Florida’s long, hot driving season has hit its most dangerous stretch, and Tampa motorists are getting a pointed warning. Senator Ashley Moody today urged drivers to treat the so-called “100 Deadliest Days” between Memorial Day and Labor Day as anything but business as usual.
In her advisory, Moody pressed Floridians to buckle up, stash their phones and refuse to drive under the influence, according to Tampa Free Press. The outlet reports that the warning is paired with state safety tools that let families track regional crash trends in close to real time, so they can see when and where roads are getting especially risky.
Officials are leaning on the numbers to make the case. Last summer’s Memorial Day to Labor Day window saw more than 650 fatal crashes statewide, a grim reminder of why agencies ramp up seasonal alerts once the holiday travel rush kicks in.
Statewide Trends And National Context
The broader picture in Florida is slightly less bleak, at least on paper. Total fatal crashes fell about 4 percent year over year, from 2,891 in 2024 to 2,773 in 2025, according to the FLHSMV crash dashboard. It is a modest improvement, but hardly a reason to relax.
Nationally, the trend is similar. The National Highway Traffic Safety Administration projects an estimated 36,640 traffic deaths in 2025 and a fatality rate near 1.10 deaths per 100 million vehicle miles traveled, a noticeable decline from 2024. Even with that downturn, federal officials still frame summer as the most perilous stretch of the year.

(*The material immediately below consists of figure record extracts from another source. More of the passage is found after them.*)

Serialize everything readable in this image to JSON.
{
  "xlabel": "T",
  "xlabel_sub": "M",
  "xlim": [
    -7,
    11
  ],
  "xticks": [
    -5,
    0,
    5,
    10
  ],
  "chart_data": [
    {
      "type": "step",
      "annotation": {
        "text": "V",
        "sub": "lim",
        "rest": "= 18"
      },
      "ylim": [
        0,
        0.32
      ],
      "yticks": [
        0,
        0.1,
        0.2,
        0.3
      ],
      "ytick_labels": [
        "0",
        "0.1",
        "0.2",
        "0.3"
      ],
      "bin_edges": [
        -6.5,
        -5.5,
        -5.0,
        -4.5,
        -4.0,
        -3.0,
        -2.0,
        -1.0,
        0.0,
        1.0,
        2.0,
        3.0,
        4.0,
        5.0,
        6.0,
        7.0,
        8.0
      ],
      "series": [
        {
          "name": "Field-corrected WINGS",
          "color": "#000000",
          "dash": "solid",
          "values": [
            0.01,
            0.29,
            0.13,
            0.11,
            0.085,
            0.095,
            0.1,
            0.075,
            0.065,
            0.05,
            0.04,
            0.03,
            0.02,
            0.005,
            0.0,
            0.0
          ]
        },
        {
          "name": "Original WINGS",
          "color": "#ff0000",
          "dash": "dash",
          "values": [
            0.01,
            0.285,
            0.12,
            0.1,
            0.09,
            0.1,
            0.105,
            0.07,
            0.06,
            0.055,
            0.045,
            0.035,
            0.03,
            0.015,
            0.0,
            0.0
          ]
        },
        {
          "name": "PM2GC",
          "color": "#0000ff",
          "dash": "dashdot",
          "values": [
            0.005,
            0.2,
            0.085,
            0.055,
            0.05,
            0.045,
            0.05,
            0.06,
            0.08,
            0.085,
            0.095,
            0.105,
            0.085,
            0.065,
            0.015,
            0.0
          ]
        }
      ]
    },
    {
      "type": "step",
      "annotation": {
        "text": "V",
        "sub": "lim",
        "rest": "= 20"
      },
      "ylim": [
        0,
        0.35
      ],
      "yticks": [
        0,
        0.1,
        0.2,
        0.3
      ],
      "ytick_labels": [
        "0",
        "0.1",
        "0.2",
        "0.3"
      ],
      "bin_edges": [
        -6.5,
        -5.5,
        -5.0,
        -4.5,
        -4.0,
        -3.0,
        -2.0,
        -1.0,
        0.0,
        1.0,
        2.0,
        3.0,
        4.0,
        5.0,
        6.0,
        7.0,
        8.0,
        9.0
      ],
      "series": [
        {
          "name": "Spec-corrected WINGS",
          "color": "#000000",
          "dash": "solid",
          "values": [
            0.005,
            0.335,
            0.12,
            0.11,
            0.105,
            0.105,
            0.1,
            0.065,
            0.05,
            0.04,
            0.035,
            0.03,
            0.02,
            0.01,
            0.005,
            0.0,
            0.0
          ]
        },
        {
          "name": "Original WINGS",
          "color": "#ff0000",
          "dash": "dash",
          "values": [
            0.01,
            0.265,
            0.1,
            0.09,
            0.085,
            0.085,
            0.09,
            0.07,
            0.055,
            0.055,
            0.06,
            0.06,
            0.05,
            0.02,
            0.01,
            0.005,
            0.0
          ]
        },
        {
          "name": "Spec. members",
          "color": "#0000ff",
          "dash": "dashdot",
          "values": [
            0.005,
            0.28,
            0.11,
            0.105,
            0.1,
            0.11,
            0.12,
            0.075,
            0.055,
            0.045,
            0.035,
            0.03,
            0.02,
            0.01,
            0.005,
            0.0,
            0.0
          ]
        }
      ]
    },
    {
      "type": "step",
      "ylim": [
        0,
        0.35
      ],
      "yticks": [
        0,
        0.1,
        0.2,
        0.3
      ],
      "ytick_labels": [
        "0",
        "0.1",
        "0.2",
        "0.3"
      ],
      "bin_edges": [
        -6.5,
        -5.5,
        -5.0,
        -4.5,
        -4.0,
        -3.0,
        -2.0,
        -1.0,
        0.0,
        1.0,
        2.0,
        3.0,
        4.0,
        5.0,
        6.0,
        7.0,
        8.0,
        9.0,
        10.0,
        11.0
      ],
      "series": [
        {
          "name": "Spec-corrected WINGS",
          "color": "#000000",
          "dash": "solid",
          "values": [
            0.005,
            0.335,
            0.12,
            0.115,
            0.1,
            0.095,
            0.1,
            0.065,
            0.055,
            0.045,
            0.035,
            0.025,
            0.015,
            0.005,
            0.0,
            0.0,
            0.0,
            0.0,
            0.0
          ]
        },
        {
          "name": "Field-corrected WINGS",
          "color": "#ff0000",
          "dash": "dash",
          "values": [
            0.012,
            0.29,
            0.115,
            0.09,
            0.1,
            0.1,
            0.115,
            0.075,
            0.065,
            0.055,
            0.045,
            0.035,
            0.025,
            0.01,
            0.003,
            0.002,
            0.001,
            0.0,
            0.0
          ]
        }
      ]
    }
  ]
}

Teens, Tourists And Summer Risk
The summer spike is not just about crowded highways and rental cars full of tourists. Teen drivers are a big part of the story. Data show that an average of eight people are killed each day in teen-involved crashes during the 100-day window, compared with about seven per day during the rest of the year, Tampa Free Press reports.
Safety advocates point to familiar culprits: more nighttime driving, more passengers piled into cars and long highway runs that can overwhelm inexperienced drivers. Add in holiday parties and summer road trips, and the margin for error shrinks fast.
How Drivers Can Lower The Risk
State and local officials are not reinventing the wheel here, just emphasizing what works. They urge families to insist on seat belts on every ride, flip phones to do-not-disturb before turning the key and limit when new drivers are out at night or carrying friends. Sober rides for holiday celebrations are another non-negotiable in their playbook.
The state’s Arrive Alive tool on the FLHSMV site provides regional breakdowns and near-real-time crash tracking so Floridians can factor local patterns into their travel plans. Law enforcement agencies, for their part, are preparing to beef up patrols over holiday weekends in an effort to keep the season’s deadliest days from living up to their name.